Interpretando que os 23,8% dos argentinos que votaram nela preferem uma mudança, a candidata de centro-direita Patricia Bullrich anunciou seu apoio ao ultraliberal de extrema-direita Javier Milei, que disputará, contra o peronista de centro-esquerda Sergio Massa, o segundo turno das eleições na Argentina, em 19 de novembro.

“A urgência nos desafia a não sermos neutros. A neutralidade é funcional ao ‘kirchnerismo’. Ratificamos os valores da mudança e da liberdade”, justificou Patricia Bullrich, durante entrevista coletiva, ao lado do seu candidato a vice, Luis Petri.

A candidata explicou que os 6,2 milhões de argentinos que votaram em sua chapa preferem uma mudança e que essa mudança, num segundo turno, é Javier Milei, porque “Sergio Massa significa a continuidade do kirchnerismo e a garantia de impunidade para Cristina Kirchner”, aliada de Massa.

“A pátria está em perigo. Há 20 anos, mergulhamos na decadência”, alertou Bullrich.

Bullrich, o pato, Milei, o leão: o desenho estampado em todas as mídias argentinas

Como condição para seu apoio, Patricia Bullrich leu um decálogo de posições, aparentemente negociadas com Javier Milei, indicando que o extremista promete respeitar determinados parâmetros democráticos e republicanos.

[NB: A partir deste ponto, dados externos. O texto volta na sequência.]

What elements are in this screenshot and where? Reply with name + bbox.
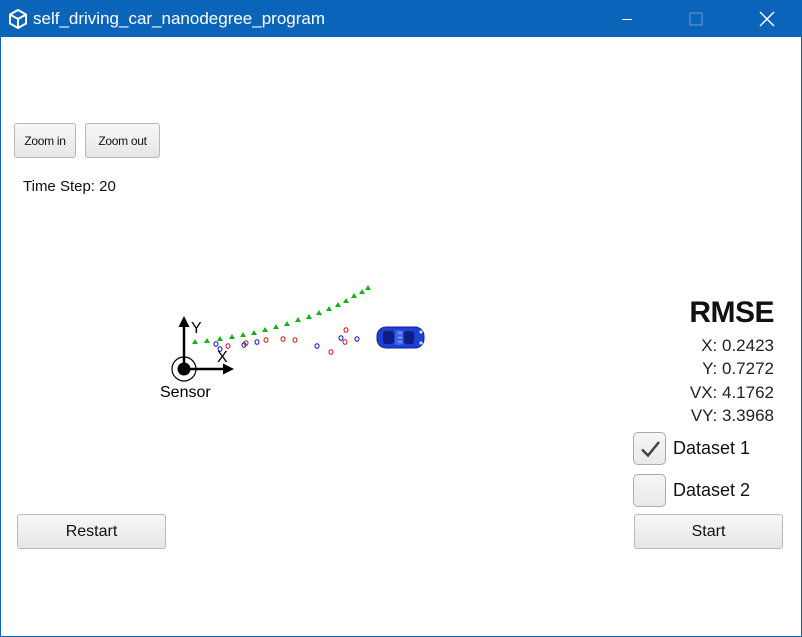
dataset-2-checkbox[interactable] xyxy=(633,474,666,507)
estimate-marker xyxy=(240,332,246,337)
estimate-marker xyxy=(217,336,223,341)
radar-marker xyxy=(354,336,360,342)
estimate-marker xyxy=(192,339,198,344)
lidar-marker xyxy=(225,343,231,349)
start-button[interactable]: Start xyxy=(634,514,783,549)
dataset-1-label[interactable]: Dataset 1 xyxy=(673,438,750,459)
y-axis-arrow xyxy=(178,316,190,369)
estimate-markers xyxy=(192,285,371,344)
sensor-label: Sensor xyxy=(160,384,211,401)
x-axis-label: X xyxy=(217,349,228,366)
radar-markers xyxy=(213,335,360,352)
lidar-markers xyxy=(225,327,349,355)
estimate-marker xyxy=(229,334,235,339)
estimate-marker xyxy=(326,306,332,311)
car-icon xyxy=(376,326,425,349)
estimate-marker xyxy=(316,310,322,315)
rmse-title: RMSE xyxy=(689,296,774,329)
restart-button[interactable]: Restart xyxy=(17,514,166,549)
estimate-marker xyxy=(343,298,349,303)
estimate-marker xyxy=(351,293,357,298)
rmse-y-value: Y: 0.7272 xyxy=(702,359,774,378)
radar-marker xyxy=(314,343,320,349)
rmse-x-value: X: 0.2423 xyxy=(701,336,774,355)
estimate-marker xyxy=(306,314,312,319)
dataset-1-checkbox[interactable] xyxy=(633,432,666,465)
estimate-marker xyxy=(295,317,301,322)
estimate-marker xyxy=(204,338,210,343)
radar-marker xyxy=(254,339,260,345)
estimate-marker xyxy=(359,289,365,294)
estimate-marker xyxy=(335,302,341,307)
lidar-marker xyxy=(263,337,269,343)
y-axis-label: Y xyxy=(191,320,202,337)
rmse-vy-value: VY: 3.3968 xyxy=(690,406,774,425)
estimate-marker xyxy=(365,285,371,290)
lidar-marker xyxy=(292,337,298,343)
dataset-2-label[interactable]: Dataset 2 xyxy=(673,480,750,501)
lidar-marker xyxy=(328,349,334,355)
radar-marker xyxy=(338,335,344,341)
estimate-marker xyxy=(284,321,290,326)
lidar-marker xyxy=(280,336,286,342)
rmse-vx-value: VX: 4.1762 xyxy=(689,383,774,402)
lidar-marker xyxy=(343,327,349,333)
lidar-marker xyxy=(342,339,348,345)
checkmark-icon xyxy=(640,440,660,457)
estimate-marker xyxy=(251,330,257,335)
estimate-marker xyxy=(262,327,268,332)
estimate-marker xyxy=(273,324,279,329)
radar-marker xyxy=(213,341,219,347)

“A Argentina precisa de uma mudança de raiz que garanta um capitalismo e que termine com a emissão monetária para atacar a inflação”, citou Bullrich como primeira medida de uma lista que inclui ainda a continuidade da “educação pública gratuita e de qualidade”, o “combate ao tráfico de drogas”, o fim dos impostos às exportações, a vigência da atual legislação em matéria de armas e de doação de órgãos, o respeito pelo plano de vida de cada pessoa e a defesa da diversidade, o respeito irrestrito pela liberdade de expressão e pela liberdade de imprensa, a integração comercial com o mundo, o desenvolvimento sustentável e o respeito pela Constituição nacional.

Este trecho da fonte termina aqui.